Dès le lancement du projet, un Groupe Technique Consultatif (GTC), composé d’experts, d’universitaires, d’acteurs de terrain ainsi que de représentants des ministères et des organisations de la société civile, a été mis en place pour accompagner toutes les étapes de l’étude.

En définitive, cette étude est une contribution majeure qui montre que les normes qui limitent les opportunités des femmes peuvent également enfermer les hommes dans des attentes sociales rigides.
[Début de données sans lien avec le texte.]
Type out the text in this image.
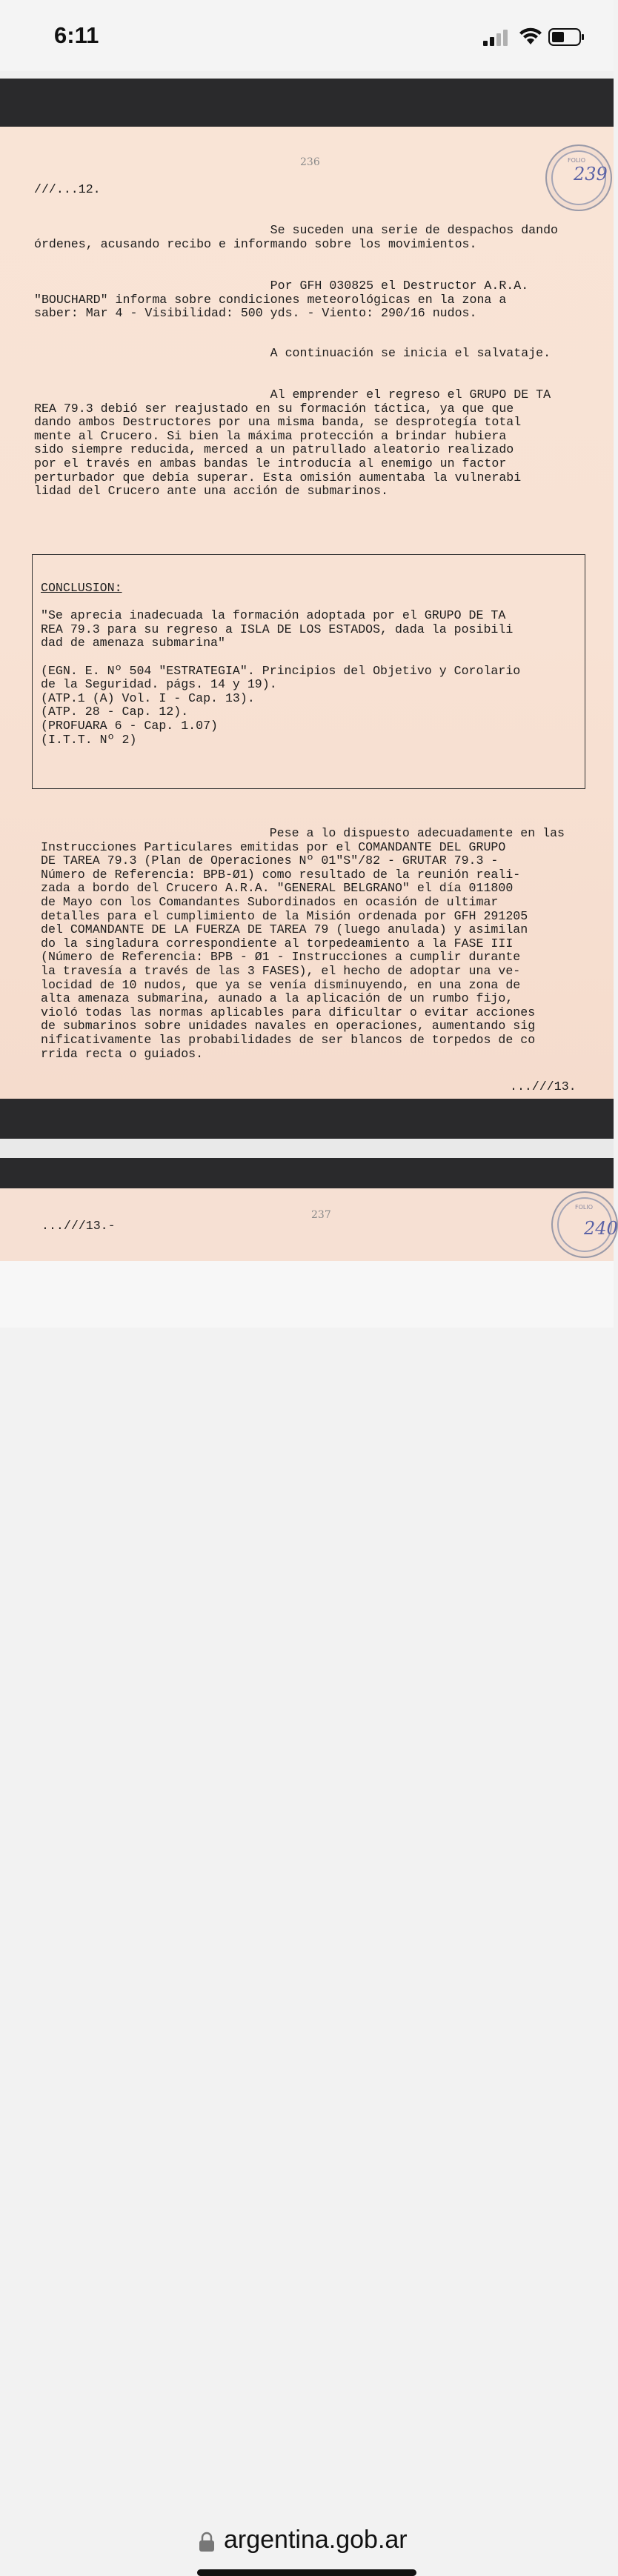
6:11
236	FOLIO
239
///...12.
Se suceden una serie de despachos dando
órdenes, acusando recibo e informando sobre los movimientos.
Por GFH 030825 el Destructor A.R.A.
"BOUCHARD" informa sobre condiciones meteorológicas en la zona a
saber: Mar 4 - Visibilidad: 500 yds. - Viento: 290/16 nudos.
A continuación se inicia el salvataje.
Al emprender el regreso el GRUPO DE TA
REA 79.3 debió ser reajustado en su formación táctica, ya que que
dando ambos Destructores por una misma banda, se desprotegía total
mente al Crucero. Si bien la máxima protección a brindar hubiera
sido siempre reducida, merced a un patrullado aleatorio realizado
por el través en ambas bandas le introducía al enemigo un factor
perturbador que debía superar. Esta omisión aumentaba la vulnerabi
lidad del Crucero ante una acción de submarinos.
CONCLUSION:

"Se aprecia inadecuada la formación adoptada por el GRUPO DE TA
REA 79.3 para su regreso a ISLA DE LOS ESTADOS, dada la posibili
dad de amenaza submarina"

(EGN. E. Nº 504 "ESTRATEGIA". Principios del Objetivo y Corolario
de la Seguridad. págs. 14 y 19).
(ATP.1 (A) Vol. I - Cap. 13).
(ATP. 28 - Cap. 12).
(PROFUARA 6 - Cap. 1.07)
(I.T.T. Nº 2)
Pese a lo dispuesto adecuadamente en las
Instrucciones Particulares emitidas por el COMANDANTE DEL GRUPO
DE TAREA 79.3 (Plan de Operaciones Nº 01"S"/82 - GRUTAR 79.3 -
Número de Referencia: BPB-Ø1) como resultado de la reunión reali-
zada a bordo del Crucero A.R.A. "GENERAL BELGRANO" el día 011800
de Mayo con los Comandantes Subordinados en ocasión de ultimar
detalles para el cumplimiento de la Misión ordenada por GFH 291205
del COMANDANTE DE LA FUERZA DE TAREA 79 (luego anulada) y asimilan
do la singladura correspondiente al torpedeamiento a la FASE III
(Número de Referencia: BPB - Ø1 - Instrucciones a cumplir durante
la travesía a través de las 3 FASES), el hecho de adoptar una ve-
locidad de 10 nudos, que ya se venía disminuyendo, en una zona de
alta amenaza submarina, aunado a la aplicación de un rumbo fijo,
violó todas las normas aplicables para dificultar o evitar acciones
de submarinos sobre unidades navales en operaciones, aumentando sig
nificativamente las probabilidades de ser blancos de torpedos de co
rrida recta o guiados.
...///13.
237
FOLIO
240
...///13.-
argentina.gob.ar
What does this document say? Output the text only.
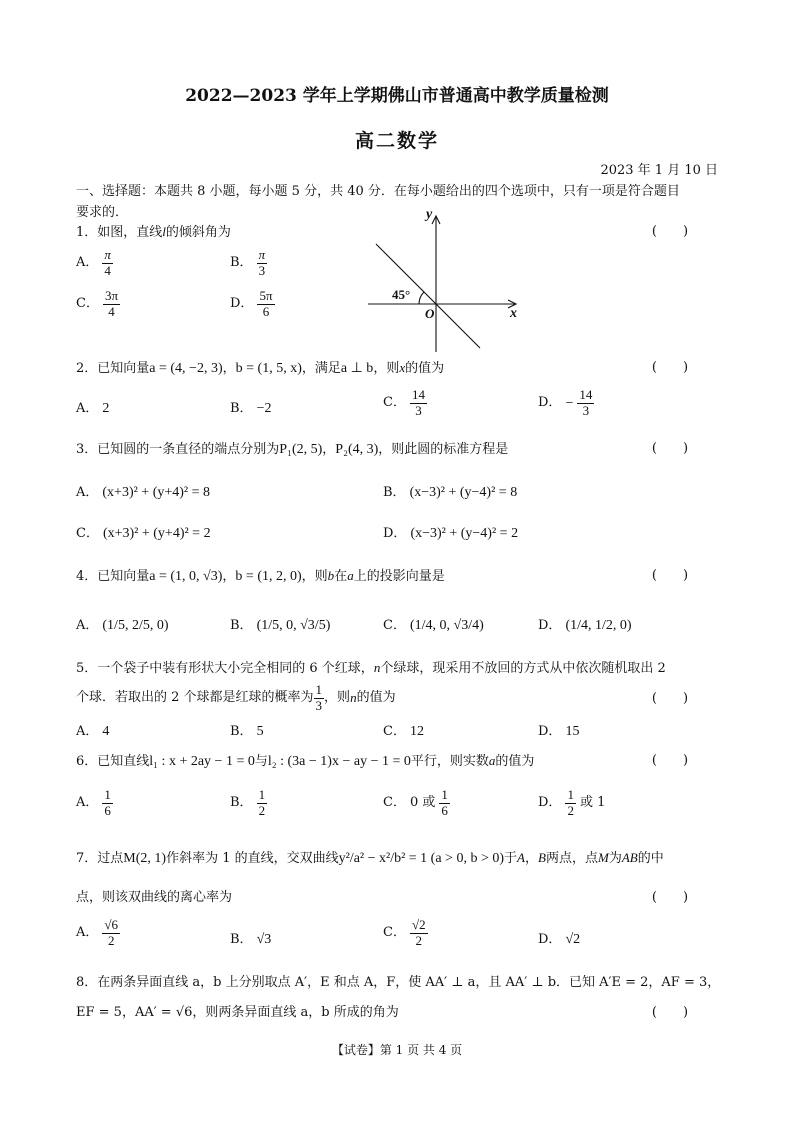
2022—2023 学年上学期佛山市普通高中教学质量检测
高二数学
2023 年 1 月 10 日
一、选择题：本题共 8 小题，每小题 5 分，共 40 分．在每小题给出的四个选项中，只有一项是符合题目
要求的．	y
x
O
45°
1．如图，直线l的倾斜角为	(　　)
A． $\frac{\pi}{4}$	B． $\frac{\pi}{3}$
C． $\frac{3\pi}{4}$	D． $\frac{5\pi}{6}$
2．已知向量a = (4, −2, 3)，b = (1, 5, x)，满足a ⊥ b，则x的值为	(　　)
A． 2	B． −2	C． $\frac{14}{3}$	D． − $\frac{14}{3}$
3．已知圆的一条直径的端点分别为P₁(2, 5)，P₂(4, 3)，则此圆的标准方程是	(　　)
A． (x+3)² + (y+4)² = 8	B． (x−3)² + (y−4)² = 8
C． (x+3)² + (y+4)² = 2	D． (x−3)² + (y−4)² = 2
4．已知向量a = (1, 0, √3)，b = (1, 2, 0)，则b在a上的投影向量是	(　　)
A． (1/5, 2/5, 0)	B． (1/5, 0, √3/5)	C． (1/4, 0, √3/4)	D． (1/4, 1/2, 0)
5．一个袋子中装有形状大小完全相同的 6 个红球，n个绿球，现采用不放回的方式从中依次随机取出 2
个球．若取出的 2 个球都是红球的概率为 $\frac{1}{3}$ ，则 n 的值为	(　　)
A． 4	B． 5	C． 12	D． 15
6．已知直线l₁ : x + 2ay − 1 = 0与l₂ : (3a − 1)x − ay − 1 = 0平行，则实数a的值为	(　　)
A． $\frac{1}{6}$	B． $\frac{1}{2}$	C． 0 或 $\frac{1}{6}$	D． $\frac{1}{2}$ 或 1
7．过点M(2, 1)作斜率为 1 的直线，交双曲线y²/a² − x²/b² = 1 (a > 0, b > 0)于A，B两点，点M为AB的中
点，则该双曲线的离心率为	(　　)
A． $\frac{√6}{2}$	B． √3	C． $\frac{√2}{2}$	D． √2
8．在两条异面直线 a，b 上分别取点 A′，E 和点 A，F，使 AA′ ⊥ a，且 AA′ ⊥ b．已知 A′E = 2，AF = 3，
EF = 5，AA′ = √6，则两条异面直线 a，b 所成的角为	(　　)
【试卷】第 1 页 共 4 页
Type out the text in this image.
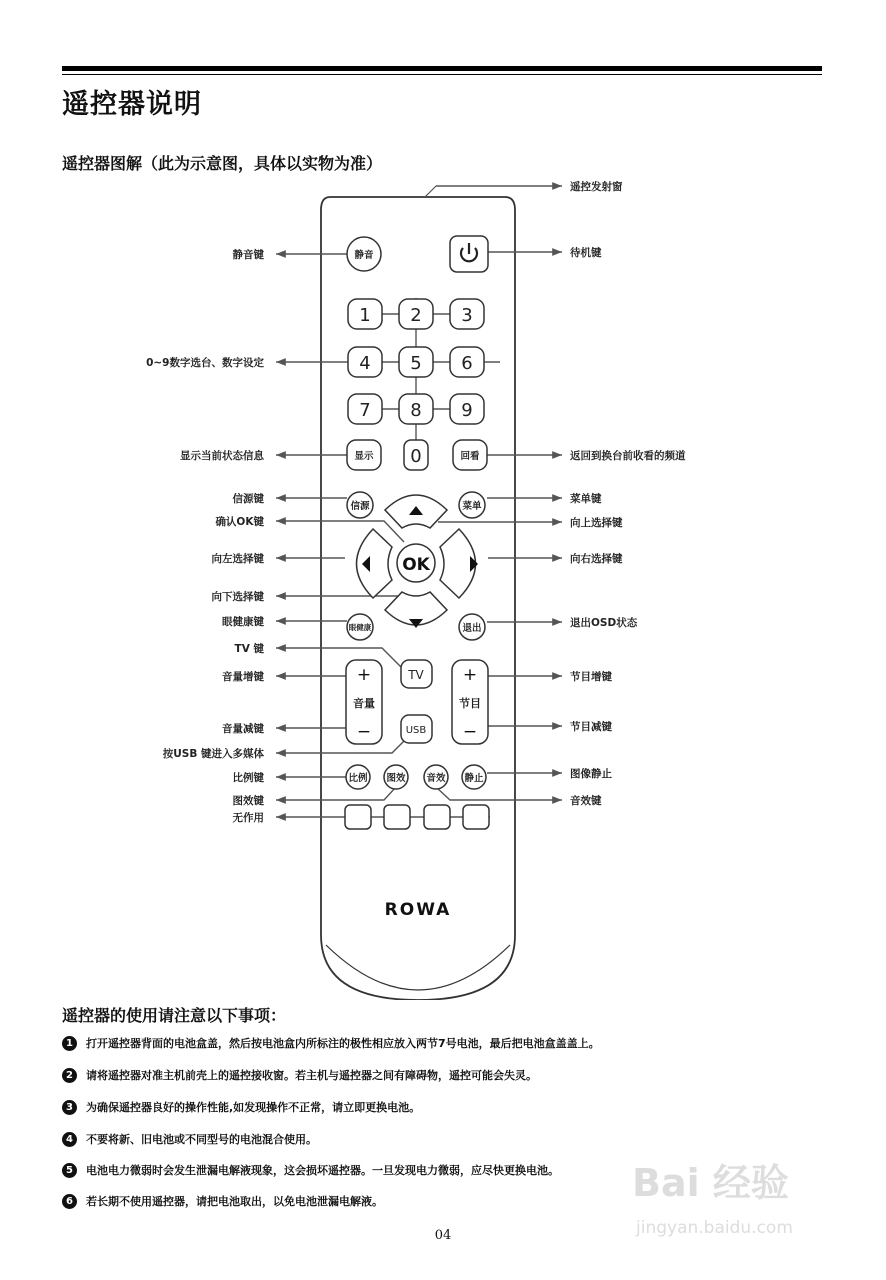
遥控器说明
遥控器图解（此为示意图，具体以实物为准）
静音
1 2 3
4 5 6
7 8 9
显示 0	回看
信源	菜单
OK
眼健康	退出
TV
USB
+
音量
−
+
节目
−
比例 图效 音效 静止
ROWA
静音键
0~9数字选台、数字设定
显示当前状态信息
信源键
确认OK键
向左选择键
向下选择键
眼健康键
TV 键
音量增键
音量减键
按USB 键进入多媒体
比例键
图效键
无作用
遥控发射窗
待机键
返回到换台前收看的频道
菜单键
向上选择键
向右选择键
退出OSD状态
节目增键
节目减键
图像静止
音效键
遥控器的使用请注意以下事项：
1	打开遥控器背面的电池盒盖，然后按电池盒内所标注的极性相应放入两节7号电池，最后把电池盒盖盖上。
2	请将遥控器对准主机前壳上的遥控接收窗。若主机与遥控器之间有障碍物，遥控可能会失灵。
3	为确保遥控器良好的操作性能,如发现操作不正常，请立即更换电池。
4	不要将新、旧电池或不同型号的电池混合使用。
5	电池电力微弱时会发生泄漏电解液现象，这会损坏遥控器。一旦发现电力微弱，应尽快更换电池。
6	若长期不使用遥控器，请把电池取出，以免电池泄漏电解液。	Bai 经验
jingyan.baidu.com
04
En ce sens, agir sur les normes de masculinité ne consiste pas uniquement à améliorer la condition de vie des femmes, mais aussi à ouvrir la voie à des relations plus équilibrées et à une société plus inclusive.

La cérémonie officielle de présentation des résultats s’est tenue à l’Amphithéâtre A du
district, UFHB Cocody, Abidjan, sous la présidence de Madame Nassénéba TOURÉ, Ministre de la Femme, de la Famille et de l’Enfant, empêchée et représentée par Monsieur Moussa DIARASSOUBA, Directeur de Cabinet.

Le rapport couvre deux pays selon des méthodes complémentaires : une enquête nationale
représentative auprès de 1 530 ménages dans les 33 régions de Côte d’Ivoire, couvrant 8 zones linguistiques, conduite de septembre à octobre 2025, et des données qualitatives au Sénégal issues d’entretiens approfondis et d’ateliers participatifs.
Dans les deux pays, une même tendance se confirme : les normes de masculinité s’organisent autour du rôle de principal pourvoyeur financier, de l’exercice de l’autorité et du contrôle, avec des conséquences directes sur l’égalité des chances entre les femmes et les hommes.

Une conviction de trente-huit ans :

L’égalité ne se construit pas sans les hommes
Depuis plus de trente-huit ans, Euphrasie KOUASSI YAO porte cette conviction au cœur de son action institutionnelle : aucune transformation durable vers l’égalité des chances ne peut se faire sans l’implication directe des hommes. Cette approche relationnelle, et non oppositionnelle, structure depuis des années les programmes portés par la CUEFPOD, notamment le programme de formation en ingénierie du genre (FIG), le Label Genre et Compétitivité des entreprises, et le Master en Genre, Économie et Gestion Durable de l’Eau.
L’EMASCI constitue aujourd’hui le prolongement scientifique de cette conviction : une mesure nationale qui documente, pour la première fois avec des données représentatives, ce que le terrain affirmait depuis longtemps.

« J’ai foi que les résultats de l’étude sur la masculinité, avec les statistiques qui les accompagnent, nous permettront à toutes et à tous de voir, de toucher du doigt les problèmes, et d’apporter des solutions concrètes et mesurables à nos actions futures », a lancé Madame Euphrasie KOUASSI YAO.